The Poetry Project

Remembering Lewis Warsh

Bethany Ides

As if kinship were an adverb to poet/ry, Lewis Warsh of the circulatory social reasoning-being that refuses to let scarcity be a cause.

If everybody knows to write “generous” next to your name, it's because of your devotion to doings-- not measurably, not mine or yours or this person's or that person's-- non-proprietarily, but devoted as if innately, as “genera” that increases exponentially. Exponent to uncontrollable generativity.

Why didn’t I ever notice until now that everything Lewis ever offered me (his friendship, & wealth of stories, a job in the Writing Center at LIU, a real copy of the book I adored but only had a battered, xeroxed version of) were all things that required deeper commitment, closer care & tending to?
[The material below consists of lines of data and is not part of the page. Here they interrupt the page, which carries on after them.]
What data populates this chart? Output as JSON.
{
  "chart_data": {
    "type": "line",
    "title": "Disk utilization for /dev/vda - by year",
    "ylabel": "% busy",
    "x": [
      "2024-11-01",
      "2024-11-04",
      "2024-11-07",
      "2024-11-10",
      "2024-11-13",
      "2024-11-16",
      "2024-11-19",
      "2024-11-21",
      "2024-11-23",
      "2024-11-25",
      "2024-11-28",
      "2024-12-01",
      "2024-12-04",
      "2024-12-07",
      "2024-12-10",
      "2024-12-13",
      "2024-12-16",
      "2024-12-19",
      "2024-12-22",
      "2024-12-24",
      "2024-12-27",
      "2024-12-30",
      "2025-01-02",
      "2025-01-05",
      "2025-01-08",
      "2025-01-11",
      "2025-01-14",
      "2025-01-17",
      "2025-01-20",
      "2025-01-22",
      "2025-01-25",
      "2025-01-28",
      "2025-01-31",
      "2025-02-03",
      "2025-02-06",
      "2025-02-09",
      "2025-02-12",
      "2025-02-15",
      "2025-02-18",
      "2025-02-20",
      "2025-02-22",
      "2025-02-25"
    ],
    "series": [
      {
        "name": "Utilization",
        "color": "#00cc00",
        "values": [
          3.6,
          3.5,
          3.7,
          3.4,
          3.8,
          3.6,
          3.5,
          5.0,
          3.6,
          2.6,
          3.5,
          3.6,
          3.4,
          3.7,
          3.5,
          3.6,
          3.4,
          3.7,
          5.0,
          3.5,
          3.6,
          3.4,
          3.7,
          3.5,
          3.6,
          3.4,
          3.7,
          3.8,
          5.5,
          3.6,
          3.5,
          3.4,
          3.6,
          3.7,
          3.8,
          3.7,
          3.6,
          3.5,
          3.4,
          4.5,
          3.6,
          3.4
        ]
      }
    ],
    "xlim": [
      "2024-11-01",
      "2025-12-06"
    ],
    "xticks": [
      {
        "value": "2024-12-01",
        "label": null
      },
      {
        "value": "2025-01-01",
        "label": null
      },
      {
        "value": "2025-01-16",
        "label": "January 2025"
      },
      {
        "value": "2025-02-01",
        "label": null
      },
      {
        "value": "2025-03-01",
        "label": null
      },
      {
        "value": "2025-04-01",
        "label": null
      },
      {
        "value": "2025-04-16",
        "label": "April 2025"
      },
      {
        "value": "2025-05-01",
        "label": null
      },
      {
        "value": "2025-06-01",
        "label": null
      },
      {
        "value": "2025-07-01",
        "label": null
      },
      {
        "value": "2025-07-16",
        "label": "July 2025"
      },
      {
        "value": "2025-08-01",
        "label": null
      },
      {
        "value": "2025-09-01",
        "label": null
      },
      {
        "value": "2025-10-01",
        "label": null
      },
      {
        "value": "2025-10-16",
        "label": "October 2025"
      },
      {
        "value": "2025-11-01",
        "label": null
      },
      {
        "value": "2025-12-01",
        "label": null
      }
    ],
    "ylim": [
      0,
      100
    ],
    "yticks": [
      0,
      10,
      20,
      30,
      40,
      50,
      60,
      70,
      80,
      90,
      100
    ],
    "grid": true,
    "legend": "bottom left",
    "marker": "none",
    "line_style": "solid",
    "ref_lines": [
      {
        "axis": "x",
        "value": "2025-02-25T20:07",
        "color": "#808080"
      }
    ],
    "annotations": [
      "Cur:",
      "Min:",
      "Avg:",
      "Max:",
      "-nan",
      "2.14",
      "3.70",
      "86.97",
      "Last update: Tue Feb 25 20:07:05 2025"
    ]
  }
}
Because his sonorous lavish sighingly, his dazzling dance & gleam of hands, of words, of waving over to the table where he’s sitting, saying “bad luck problems” like natural comings & goings, his re-orienting origin stories: "All the money in the world won't make me rat on my friends" … "We're dependable people, the ones who go swimming in the dark but don't touch" … "I can hear the sound of my voice saying something I already said" … "Take the syllable as heartbeat & press your ear to the pavement" … distracted me, confused me, because he never seemed to require proof that I was (or would become) who/what I claimed. Implicit recognition sufficed. He told me adjuncting was good for people like us who value flexibility more than clout, everybody talks about it like it’s so bad but it’s not so bad, you can write, he said.